Lloyd Cheatham

No. 33, 60
- Position: Quarterback

Personal information
- Born: March 20, 1919 Nantes, Oklahoma, U.S.
- Died: June 11, 1989 (aged 70) Charlotte, North Carolina, U.S.
- Listed height: 6 ft 2 in (1.88 m)
- Listed weight: 211 lb (96 kg)

Career information
- High school: Carbon Hill (Carbon Hill, Alabama)
- College: Auburn
- NFL draft: 1942 (2nd round, 14th overall pick)

Career history
- Chicago Cardinals (1942); New York Yankees (1946-1948);

Career NFL statistics
- Receptions: 21
- Receiving Yards: 283
- Receiving touchdowns: 4
- Stats at Pro Football Reference

= Lloyd Cheatham =

American football player (1919–1989)

Hilliard Lloyd Cheatham (March 20, 1919 - June 11, 1989) was an American professional football player who was a quarterback in the National Football League (NFL) and All-America Football Conference (AAFC).

Cheatham was born in Oklahoma in 1919, but was raised in Alabama. He attended Carbon Hill High School in Carbon Hill, Alabama. He played college football for the Auburn Tigers. He played at Auburn from 1939 to 1941, playing on both offense and defense at the quarterback and fullback positions, and earning a reputation as an outstanding blocker.

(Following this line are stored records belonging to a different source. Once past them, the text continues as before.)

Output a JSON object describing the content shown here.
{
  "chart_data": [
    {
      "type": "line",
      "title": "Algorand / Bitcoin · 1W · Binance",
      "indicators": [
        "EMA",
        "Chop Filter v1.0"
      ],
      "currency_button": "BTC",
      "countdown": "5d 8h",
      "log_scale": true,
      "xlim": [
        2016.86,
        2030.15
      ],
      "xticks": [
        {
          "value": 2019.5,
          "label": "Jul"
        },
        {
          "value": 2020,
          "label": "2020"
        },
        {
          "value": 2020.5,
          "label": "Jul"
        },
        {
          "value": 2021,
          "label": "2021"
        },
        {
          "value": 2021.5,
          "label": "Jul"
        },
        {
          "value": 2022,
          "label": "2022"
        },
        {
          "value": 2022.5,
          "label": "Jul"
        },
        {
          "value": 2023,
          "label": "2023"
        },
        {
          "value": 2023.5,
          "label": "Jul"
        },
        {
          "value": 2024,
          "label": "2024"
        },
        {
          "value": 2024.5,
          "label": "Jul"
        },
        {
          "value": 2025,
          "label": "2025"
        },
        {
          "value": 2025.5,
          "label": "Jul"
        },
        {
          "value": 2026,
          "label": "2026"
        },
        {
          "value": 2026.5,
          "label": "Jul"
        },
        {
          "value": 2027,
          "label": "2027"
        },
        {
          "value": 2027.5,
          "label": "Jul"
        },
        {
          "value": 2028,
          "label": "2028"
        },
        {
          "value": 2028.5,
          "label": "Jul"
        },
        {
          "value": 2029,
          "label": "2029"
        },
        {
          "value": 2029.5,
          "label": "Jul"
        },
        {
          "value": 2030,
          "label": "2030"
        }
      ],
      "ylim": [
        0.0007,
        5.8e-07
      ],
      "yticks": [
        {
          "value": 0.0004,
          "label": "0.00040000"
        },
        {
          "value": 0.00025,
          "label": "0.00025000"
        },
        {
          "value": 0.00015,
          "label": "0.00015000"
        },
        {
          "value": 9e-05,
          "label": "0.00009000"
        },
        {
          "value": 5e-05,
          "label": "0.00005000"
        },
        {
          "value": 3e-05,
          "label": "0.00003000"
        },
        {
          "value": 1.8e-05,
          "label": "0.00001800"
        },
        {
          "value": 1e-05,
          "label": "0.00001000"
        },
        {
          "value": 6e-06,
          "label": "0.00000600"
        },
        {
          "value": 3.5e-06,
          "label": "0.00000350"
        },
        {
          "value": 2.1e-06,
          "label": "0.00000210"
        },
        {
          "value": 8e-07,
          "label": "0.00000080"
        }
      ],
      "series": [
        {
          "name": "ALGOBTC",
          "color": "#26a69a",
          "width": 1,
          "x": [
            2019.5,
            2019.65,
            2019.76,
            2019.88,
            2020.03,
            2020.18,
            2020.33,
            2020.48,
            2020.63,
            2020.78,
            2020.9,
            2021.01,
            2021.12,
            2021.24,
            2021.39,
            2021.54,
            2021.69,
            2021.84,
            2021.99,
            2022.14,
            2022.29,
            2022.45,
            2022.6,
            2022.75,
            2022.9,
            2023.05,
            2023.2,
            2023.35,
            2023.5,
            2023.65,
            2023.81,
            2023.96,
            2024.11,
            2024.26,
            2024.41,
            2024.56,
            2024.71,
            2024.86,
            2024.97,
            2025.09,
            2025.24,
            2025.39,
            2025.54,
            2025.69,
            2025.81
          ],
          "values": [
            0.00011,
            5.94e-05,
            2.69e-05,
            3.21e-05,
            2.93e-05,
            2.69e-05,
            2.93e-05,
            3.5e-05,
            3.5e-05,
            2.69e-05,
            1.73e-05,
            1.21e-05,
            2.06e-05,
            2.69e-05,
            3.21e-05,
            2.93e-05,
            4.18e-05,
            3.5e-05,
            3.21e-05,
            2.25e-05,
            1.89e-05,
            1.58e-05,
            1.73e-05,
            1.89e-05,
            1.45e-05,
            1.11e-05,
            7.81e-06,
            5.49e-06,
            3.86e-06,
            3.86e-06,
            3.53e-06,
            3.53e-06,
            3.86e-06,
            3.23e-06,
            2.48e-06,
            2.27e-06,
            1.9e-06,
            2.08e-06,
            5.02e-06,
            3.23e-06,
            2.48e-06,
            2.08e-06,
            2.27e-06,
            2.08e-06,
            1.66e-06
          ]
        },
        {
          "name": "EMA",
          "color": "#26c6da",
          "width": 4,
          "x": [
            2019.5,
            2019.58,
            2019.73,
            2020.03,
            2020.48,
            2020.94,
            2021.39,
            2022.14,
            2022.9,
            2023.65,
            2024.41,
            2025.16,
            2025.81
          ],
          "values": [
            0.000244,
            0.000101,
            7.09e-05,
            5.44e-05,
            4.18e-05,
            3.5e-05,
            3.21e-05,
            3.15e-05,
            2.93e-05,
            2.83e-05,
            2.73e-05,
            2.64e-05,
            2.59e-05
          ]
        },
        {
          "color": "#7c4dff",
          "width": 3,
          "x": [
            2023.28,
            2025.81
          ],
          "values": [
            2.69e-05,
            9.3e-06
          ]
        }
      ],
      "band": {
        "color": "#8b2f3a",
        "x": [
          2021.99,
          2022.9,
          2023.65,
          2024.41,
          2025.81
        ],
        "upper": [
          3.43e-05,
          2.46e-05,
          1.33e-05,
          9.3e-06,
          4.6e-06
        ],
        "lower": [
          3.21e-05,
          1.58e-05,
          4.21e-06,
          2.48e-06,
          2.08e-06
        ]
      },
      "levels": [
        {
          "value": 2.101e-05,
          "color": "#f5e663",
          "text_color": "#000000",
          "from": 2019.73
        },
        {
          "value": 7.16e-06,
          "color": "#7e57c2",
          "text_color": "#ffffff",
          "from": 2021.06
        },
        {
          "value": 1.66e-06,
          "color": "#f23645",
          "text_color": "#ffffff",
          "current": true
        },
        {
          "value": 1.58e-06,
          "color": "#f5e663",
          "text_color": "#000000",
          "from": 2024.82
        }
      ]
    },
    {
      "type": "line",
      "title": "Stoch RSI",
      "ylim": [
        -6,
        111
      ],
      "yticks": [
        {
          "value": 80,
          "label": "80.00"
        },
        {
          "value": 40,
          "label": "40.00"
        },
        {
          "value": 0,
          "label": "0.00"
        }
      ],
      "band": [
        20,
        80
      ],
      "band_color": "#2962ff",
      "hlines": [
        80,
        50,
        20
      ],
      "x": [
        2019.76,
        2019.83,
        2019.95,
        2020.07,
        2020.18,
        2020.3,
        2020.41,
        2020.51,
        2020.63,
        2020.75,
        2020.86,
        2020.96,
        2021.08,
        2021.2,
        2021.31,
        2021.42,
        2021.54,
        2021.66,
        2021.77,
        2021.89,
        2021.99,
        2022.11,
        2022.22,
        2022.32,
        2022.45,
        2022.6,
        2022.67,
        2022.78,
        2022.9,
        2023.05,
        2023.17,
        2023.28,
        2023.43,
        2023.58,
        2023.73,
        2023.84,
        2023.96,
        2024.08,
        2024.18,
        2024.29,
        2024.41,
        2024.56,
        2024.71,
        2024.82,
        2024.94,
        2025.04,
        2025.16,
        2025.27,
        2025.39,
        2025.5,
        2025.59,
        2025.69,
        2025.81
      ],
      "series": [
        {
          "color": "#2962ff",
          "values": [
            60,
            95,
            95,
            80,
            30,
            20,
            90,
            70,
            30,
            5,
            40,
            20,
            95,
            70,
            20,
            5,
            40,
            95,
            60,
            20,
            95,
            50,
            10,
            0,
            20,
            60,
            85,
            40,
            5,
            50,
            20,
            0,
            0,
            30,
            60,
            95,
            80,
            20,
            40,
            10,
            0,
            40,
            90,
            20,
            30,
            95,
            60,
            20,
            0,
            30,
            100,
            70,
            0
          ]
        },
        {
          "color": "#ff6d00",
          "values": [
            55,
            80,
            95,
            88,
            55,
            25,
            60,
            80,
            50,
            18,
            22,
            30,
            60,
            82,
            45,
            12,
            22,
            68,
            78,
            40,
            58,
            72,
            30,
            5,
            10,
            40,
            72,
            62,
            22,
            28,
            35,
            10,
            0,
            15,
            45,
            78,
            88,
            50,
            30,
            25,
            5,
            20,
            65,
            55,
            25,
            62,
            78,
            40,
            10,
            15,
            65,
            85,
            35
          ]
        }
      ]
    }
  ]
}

He was selected in the second round with the 14th pick in the 1942 NFL draft and played in the NFL for the Chicago Cardinals during the 1942 season. He appeared in 11 games for the Cardinals, three as a starter.

During World War II, he served in the military and played on the United States Naval Training Center Bainbridge football team.

After the war, Cheatham played in the AAFC for the New York Yankees from 1946 to 1948. He appeared in 38 games for the Yankees, 26 as a starter, catching 15 passes for 254 yards and three touchdowns.

After retiring from football, Cheatham worked as a zone manager for the Chevrolet Division of General Motors and later with Merrill Lynch Realty. He died in 1989 in Charlotte, North Carolina.